Lorsqu’on a tenté un croisement dans le monde du chien
d’arrêt, on a fait généralement l’erreur d’aller quérir les services d’un
pointer ou d’un setter aux allures fantastiques. Il en est résulté des produits
ayant grand train parce que mieux faits, avec de meilleurs tissus et un système
nerveux plus excitable, mais ayant conservé sensiblement la puissance olfactive
de leur ascendance maternelle. Or, celle-ci ne se trouve plus proportionnée au
train que peut fournir le métis de premier croisement. Vous avez donc des
chiens déséquilibrés, ayant plus de pied que de nez, destinés à se taper à tout
propos et, pour dire vrai, bons à rien. De là à proclamer qu’on ne pouvait rien
obtenir de bon du croisement avec le chien d’arrêt anglais, il n’y avait qu’un
pas, vite franchi. Il s’est formé autour de cette proposition une sorte de
dogme qu’il faut examiner pour voir tout ce qu’il contient d’erroné.

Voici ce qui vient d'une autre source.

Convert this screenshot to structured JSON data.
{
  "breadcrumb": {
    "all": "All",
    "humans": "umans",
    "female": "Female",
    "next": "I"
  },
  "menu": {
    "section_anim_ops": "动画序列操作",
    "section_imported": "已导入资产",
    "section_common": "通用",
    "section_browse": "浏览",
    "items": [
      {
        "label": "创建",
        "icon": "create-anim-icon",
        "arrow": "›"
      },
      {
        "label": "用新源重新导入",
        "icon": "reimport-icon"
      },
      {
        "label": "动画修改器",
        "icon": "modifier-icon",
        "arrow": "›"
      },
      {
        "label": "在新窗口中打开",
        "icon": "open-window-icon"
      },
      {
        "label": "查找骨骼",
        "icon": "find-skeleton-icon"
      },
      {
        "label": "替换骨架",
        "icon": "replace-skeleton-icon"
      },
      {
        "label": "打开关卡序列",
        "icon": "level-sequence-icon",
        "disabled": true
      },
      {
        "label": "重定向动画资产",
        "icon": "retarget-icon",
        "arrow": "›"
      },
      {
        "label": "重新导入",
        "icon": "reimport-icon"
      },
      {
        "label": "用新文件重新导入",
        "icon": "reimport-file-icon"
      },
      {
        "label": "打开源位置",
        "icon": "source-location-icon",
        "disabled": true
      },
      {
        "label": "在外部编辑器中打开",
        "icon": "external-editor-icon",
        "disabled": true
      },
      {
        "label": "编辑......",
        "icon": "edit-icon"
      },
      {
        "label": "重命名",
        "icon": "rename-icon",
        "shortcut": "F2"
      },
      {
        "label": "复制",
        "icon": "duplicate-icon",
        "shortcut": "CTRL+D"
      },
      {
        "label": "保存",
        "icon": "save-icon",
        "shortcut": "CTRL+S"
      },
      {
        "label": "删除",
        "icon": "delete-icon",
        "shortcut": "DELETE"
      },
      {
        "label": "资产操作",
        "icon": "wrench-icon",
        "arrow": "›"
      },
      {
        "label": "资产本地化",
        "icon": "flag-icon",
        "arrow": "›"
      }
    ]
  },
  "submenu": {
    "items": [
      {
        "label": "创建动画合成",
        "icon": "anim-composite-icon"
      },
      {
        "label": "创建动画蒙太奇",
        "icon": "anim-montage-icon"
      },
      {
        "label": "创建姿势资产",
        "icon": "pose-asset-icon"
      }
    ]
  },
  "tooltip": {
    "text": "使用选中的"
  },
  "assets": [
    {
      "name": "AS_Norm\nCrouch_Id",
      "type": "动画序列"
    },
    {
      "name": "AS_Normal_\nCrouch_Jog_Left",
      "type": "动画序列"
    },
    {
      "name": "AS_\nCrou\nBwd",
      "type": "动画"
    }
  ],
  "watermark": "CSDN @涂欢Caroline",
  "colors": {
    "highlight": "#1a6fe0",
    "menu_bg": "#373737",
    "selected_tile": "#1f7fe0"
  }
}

Si nous parlons pointer, observons d’abord qu’il y a toute
une gamme de pointers, parce que la race est de culture, allant du sujet de
grand sport à celui à peine différencié de la souche ibérique à laquelle la
race doit son goût pour l’émanation directe, le style et la fermeté de son
arrêt. Sans descendre jusqu’à ce modèle lourd, il existe en grande quantité !
et c’est peut-être le plus répandu, un type médioligne doué des meilleures
qualités, certainement le seul désigné pour une alliance améliorante du nez et
du style. C’est évidemment celui-là qu’il fallait rechercher, le croisement
étant ainsi moins heurté à tout point de vue.
On pouvait faire mieux en opérant la retrempe par la femelle
pointer de même modèle moyen, puisque, en définitive, c’est surtout
l’amélioration des caractères distinguant le chien d’arrêt qu’on désire. Il est
certain qu’on l’eût obtenue, car il est de règle générale de demander la qualité
à la femelle de la race la mieux douée.
D’ailleurs, il y a des exemples. Le braque Saint-Germain,
dont l’historique est bien connu, dérive de l’union du braque de taille
réduite, répandu dès longtemps dans la région de Paris que peignirent Desportes
et Oudry et d’une lice pointer aux muqueuses fauves, sous-poil blanc-orange,
dont M. de la Rue et autres ont souvent écrit. Il y a plus de quarante ans, on
voyait de ces jolis chiens dans l’Île-de-France où ils étaient nombreux. Je les
ai étudiés à l’œuvre ; ils avaient beaucoup de style d’arrêt du pointer et
un physique certainement marqué de même. Les années passant et les théories
changeant, nous vîmes cet élégant personnage tourner au modèle « bien
braque », cher à une école, c’est-à-dire plus épais et plus ou moins
oreillard. Il n’y gagna sans doute pas beaucoup de vertus nouvelles, puisqu’un
président averti a depuis redonné le coup de barre vers la tradition ancienne,
la bonne assurément. Ayant jadis, en Seine-et-Oise, suivi quelques jolis sujets
de ce modèle, je puis affirmer leurs qualités de nez et d’arrêt, signes de
l’amélioration apportée par l’ancêtre « Miss » à sa descendance.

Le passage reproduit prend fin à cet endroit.